Martin Luther’s Understanding of God’s Two Kingdoms- A Review (Chapter 3)

Wright’s third chapter moves to the Northern humanists.  They were inspired by both Southern schools of humanism, the rhetorical and mystical.  Wright briefly summarizes Rudolph Agricola, noting that he was the first to introduce the “loci” method of theological writing.  Agricola continued Valla’s emphasis on rhetoric, rejecting assertions of truth in favor of persuasion of the heart.  Wright also mentions that the humanist-emphasis on history and philology lead to them rediscovering “the views of Christian antiquity in the works of the Greek Fathers and the Greek New Testament” (83).
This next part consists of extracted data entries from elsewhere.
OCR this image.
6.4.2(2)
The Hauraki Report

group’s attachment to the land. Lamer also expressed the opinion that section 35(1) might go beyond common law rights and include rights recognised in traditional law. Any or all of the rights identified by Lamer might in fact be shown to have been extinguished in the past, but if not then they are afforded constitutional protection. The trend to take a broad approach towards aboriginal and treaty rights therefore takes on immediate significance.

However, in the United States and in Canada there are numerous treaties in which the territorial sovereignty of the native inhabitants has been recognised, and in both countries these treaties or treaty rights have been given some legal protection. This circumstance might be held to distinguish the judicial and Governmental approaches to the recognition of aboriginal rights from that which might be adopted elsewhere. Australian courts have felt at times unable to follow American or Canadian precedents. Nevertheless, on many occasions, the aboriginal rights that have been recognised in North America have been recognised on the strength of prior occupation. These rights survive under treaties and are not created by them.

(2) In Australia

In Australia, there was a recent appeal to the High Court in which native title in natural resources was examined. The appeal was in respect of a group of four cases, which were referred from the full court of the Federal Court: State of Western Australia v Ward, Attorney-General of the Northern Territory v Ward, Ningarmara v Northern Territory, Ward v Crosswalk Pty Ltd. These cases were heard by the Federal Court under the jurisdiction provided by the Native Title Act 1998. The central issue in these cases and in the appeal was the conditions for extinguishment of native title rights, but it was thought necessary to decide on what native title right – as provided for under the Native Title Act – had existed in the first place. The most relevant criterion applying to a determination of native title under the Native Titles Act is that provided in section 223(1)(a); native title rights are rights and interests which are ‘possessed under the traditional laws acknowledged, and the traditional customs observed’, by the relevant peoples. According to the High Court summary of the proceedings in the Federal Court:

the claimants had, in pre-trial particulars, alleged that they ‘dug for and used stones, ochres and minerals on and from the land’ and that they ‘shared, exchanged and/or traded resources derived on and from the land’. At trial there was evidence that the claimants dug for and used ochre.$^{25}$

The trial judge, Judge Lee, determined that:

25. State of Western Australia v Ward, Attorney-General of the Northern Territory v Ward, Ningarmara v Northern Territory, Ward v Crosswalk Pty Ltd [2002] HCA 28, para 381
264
Wright then moves to Erasmus of Rotterdam.  Erasmus saw himself as following ancients like Clement of Alexandria, Jerome, and Origen.  Wright lists Erasmus’ humanist distinctives involving skepticism:

Erasmus doubted the ability of reason to know reality and religious truths with any certainty.  He demonstrated the skeptical penchant for severely questioning all dogma.  He tended to doubt that Christian spiritual realities could be certainly known.  Hence, the prince of the humanists sought some external source of verification or probability in attempting to understand even the Scriptures, which he thought often obscure or ambiguous.  This was the origin of his emphasis of developing a consensus of the church over time, from the days of the church fathers to the present.